Once we have our data, the fun part begins. We'll need to begin by preprocessing and cleaning our text data. As you've seen throughout this section, preprocessing text data is a bit more challenging than working with more traditional data types because there's no clear-cut answer for exactly what sort of preprocessing and cleaning we need to do. When working with traditional datasets, our goals are generally pretty clear for this stage -- normalize and clean our numerical data, convert categorical data to a numeric format, check for and deal with multicollinearity, etc. The steps we take are largely dependent on what the data already looks like when we get a hold of it. Text data is different -- if we inspect a raw text dataset, we'll generally see that it only has one dimension -- the actual text, in the form of a string. This could be anything from a tweet to a full novel. This means that we need to make some decisions about how to preprocess our data. Before we can begin cleaning and preprocessing our text data, we need to make some decisions about things such as:

    Do we remove stop words or not?
    Do we stem or lemmatize our text data, or leave the words as is?
    Is basic tokenization enough, or do we need to support special edge cases through the use of regex?
    Do we use the entire vocabulary, or just limit the model to a subset of the most frequently used words? If so, how many?
    Do we engineer other features, such as bigrams, or POS tags, or Mutual Information Scores?
    What sort of vectorization should we use in our model? Boolean Vectorization? Count Vectorization? TF-IDF? More advanced vectorization strategies such as Word2Vec?
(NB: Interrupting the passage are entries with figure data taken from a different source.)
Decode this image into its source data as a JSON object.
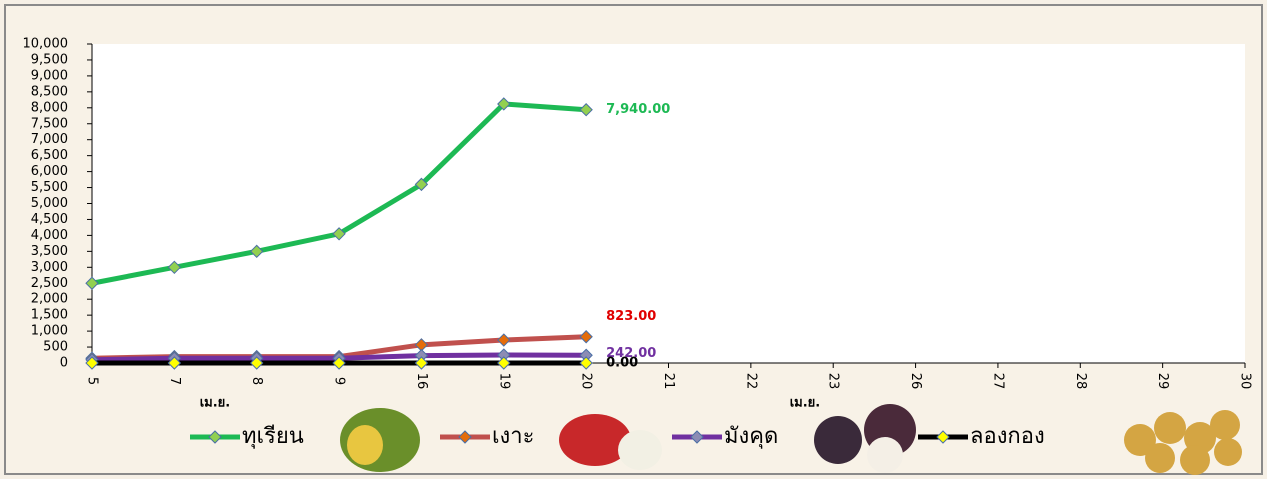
{
  "chart_data": {
    "type": "line",
    "categories": [
      "5",
      "7",
      "8",
      "9",
      "16",
      "19",
      "20",
      "21",
      "22",
      "23",
      "26",
      "27",
      "28",
      "29",
      "30"
    ],
    "x_group_labels": [
      "เม.ย.",
      "เม.ย."
    ],
    "ylim": [
      0,
      10000
    ],
    "yticks": [
      0,
      500,
      {
        "value": 1000,
        "label": "1,000"
      },
      {
        "value": 1500,
        "label": "1,500"
      },
      {
        "value": 2000,
        "label": "2,000"
      },
      {
        "value": 2500,
        "label": "2,500"
      },
      {
        "value": 3000,
        "label": "3,000"
      },
      {
        "value": 3500,
        "label": "3,500"
      },
      {
        "value": 4000,
        "label": "4,000"
      },
      {
        "value": 4500,
        "label": "4,500"
      },
      {
        "value": 5000,
        "label": "5,000"
      },
      {
        "value": 5500,
        "label": "5,500"
      },
      {
        "value": 6000,
        "label": "6,000"
      },
      {
        "value": 6500,
        "label": "6,500"
      },
      {
        "value": 7000,
        "label": "7,000"
      },
      {
        "value": 7500,
        "label": "7,500"
      },
      {
        "value": 8000,
        "label": "8,000"
      },
      {
        "value": 8500,
        "label": "8,500"
      },
      {
        "value": 9000,
        "label": "9,000"
      },
      {
        "value": 9500,
        "label": "9,500"
      },
      {
        "value": 10000,
        "label": "10,000"
      }
    ],
    "series": [
      {
        "name": "ทุเรียน",
        "color": "#1db954",
        "marker_color": "#92d050",
        "label_color": "#1db954",
        "values": [
          2500,
          3000,
          3500,
          4050,
          5600,
          8120,
          7940,
          null,
          null,
          null,
          null,
          null,
          null,
          null,
          null
        ],
        "value_labels": [
          null,
          null,
          null,
          null,
          null,
          null,
          "7,940.00",
          null,
          null,
          null,
          null,
          null,
          null,
          null,
          null
        ]
      },
      {
        "name": "เงาะ",
        "color": "#c0504d",
        "marker_color": "#e46c0a",
        "label_color": "#e00000",
        "values": [
          150,
          200,
          200,
          200,
          570,
          720,
          823,
          null,
          null,
          null,
          null,
          null,
          null,
          null,
          null
        ],
        "value_labels": [
          null,
          null,
          null,
          null,
          null,
          null,
          "823.00",
          null,
          null,
          null,
          null,
          null,
          null,
          null,
          null
        ]
      },
      {
        "name": "มังคุด",
        "color": "#7030a0",
        "marker_color": "#8c8cb4",
        "label_color": "#7030a0",
        "values": [
          100,
          150,
          150,
          150,
          230,
          250,
          242,
          null,
          null,
          null,
          null,
          null,
          null,
          null,
          null
        ],
        "value_labels": [
          null,
          null,
          null,
          null,
          null,
          null,
          "242.00",
          null,
          null,
          null,
          null,
          null,
          null,
          null,
          null
        ]
      },
      {
        "name": "ลองกอง",
        "color": "#000000",
        "marker_color": "#ffff00",
        "label_color": "#000000",
        "values": [
          0,
          0,
          0,
          0,
          0,
          0,
          0,
          null,
          null,
          null,
          null,
          null,
          null,
          null,
          null
        ],
        "value_labels": [
          null,
          null,
          null,
          null,
          null,
          null,
          "0.00",
          null,
          null,
          null,
          null,
          null,
          null,
          null,
          null
        ]
      }
    ]
  }
}
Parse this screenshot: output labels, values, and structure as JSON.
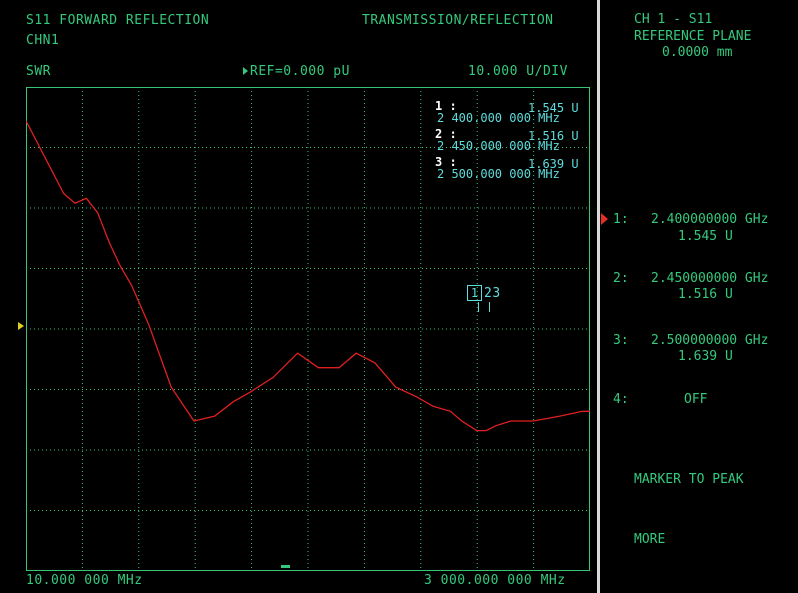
{
  "header": {
    "measurement": "S11 FORWARD REFLECTION",
    "mode": "TRANSMISSION/REFLECTION",
    "channel": "CHN1",
    "format": "SWR",
    "reference": "REF=0.000 pU",
    "scale": "10.000 U/DIV"
  },
  "markers": [
    {
      "index": "1 :",
      "value": "1.545 U",
      "freq": "2 400.000 000 MHz"
    },
    {
      "index": "2 :",
      "value": "1.516 U",
      "freq": "2 450.000 000 MHz"
    },
    {
      "index": "3 :",
      "value": "1.639 U",
      "freq": "2 500.000 000 MHz"
    }
  ],
  "plot": {
    "start_freq": "10.000 000 MHz",
    "stop_freq": "3 000.000 000 MHz",
    "marker_tag": "1",
    "marker_tag_rest": "23"
  },
  "softkeys": {
    "title_line1": "CH 1 - S11",
    "title_line2": "REFERENCE PLANE",
    "title_line3": "0.0000 mm",
    "items": [
      {
        "num": "1:",
        "freq": "2.400000000 GHz",
        "value": "1.545 U"
      },
      {
        "num": "2:",
        "freq": "2.450000000 GHz",
        "value": "1.516 U"
      },
      {
        "num": "3:",
        "freq": "2.500000000 GHz",
        "value": "1.639 U"
      },
      {
        "num": "4:",
        "freq": "OFF"
      }
    ],
    "marker_to_peak": "MARKER TO PEAK",
    "more": "MORE"
  },
  "colors": {
    "trace": "#e02020",
    "grid": "#39c46f",
    "text_green": "#35c97d",
    "text_cyan": "#5fdcdc",
    "active_arrow": "#e0302a",
    "ref_arrow": "#e0d020"
  },
  "chart_data": {
    "type": "line",
    "title": "S11 FORWARD REFLECTION",
    "xlabel": "",
    "ylabel": "SWR",
    "x_range_mhz": [
      10,
      3000
    ],
    "grid": true,
    "series": [
      {
        "x": [
          10,
          210,
          270,
          330,
          390,
          450,
          510,
          570,
          660,
          780,
          900,
          1010,
          1110,
          1200,
          1320,
          1450,
          1560,
          1670,
          1760,
          1860,
          1970,
          2080,
          2170,
          2260,
          2320,
          2400,
          2450,
          2500,
          2580,
          2700,
          2840,
          2960,
          3000
        ],
        "y": [
          0.93,
          0.78,
          0.76,
          0.77,
          0.74,
          0.68,
          0.63,
          0.59,
          0.51,
          0.38,
          0.31,
          0.32,
          0.35,
          0.37,
          0.4,
          0.45,
          0.42,
          0.42,
          0.45,
          0.43,
          0.38,
          0.36,
          0.34,
          0.33,
          0.31,
          0.29,
          0.29,
          0.3,
          0.31,
          0.31,
          0.32,
          0.33,
          0.33
        ]
      }
    ]
  }
}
These are all questions that we'll need to think about pretty much anytime we begin working with text data.
Feature Engineering

Another common decision point when working with text data is exactly what features to include in the dataset. As we saw in a previous lab, NLTK makes it quite easy to do things like generate part-of-speech tags for words, or create word or character-level n-grams. In general, there's no great answer for exactly which features will improve the performance of your model, and which won't. This means that your best bet is to experiment, and treat the entire project as an iterative process! When working with text data, don't be afraid to try modeling on alternative forms of the text data, such as bigrams or n-grams. Similarly, we encourage you to explore how adding in additional features such as POS tags or mutual information scores affect the overall model performance. Sometimes, it has a great effect on performance. Other times, not much. Either way, you won't know until you try!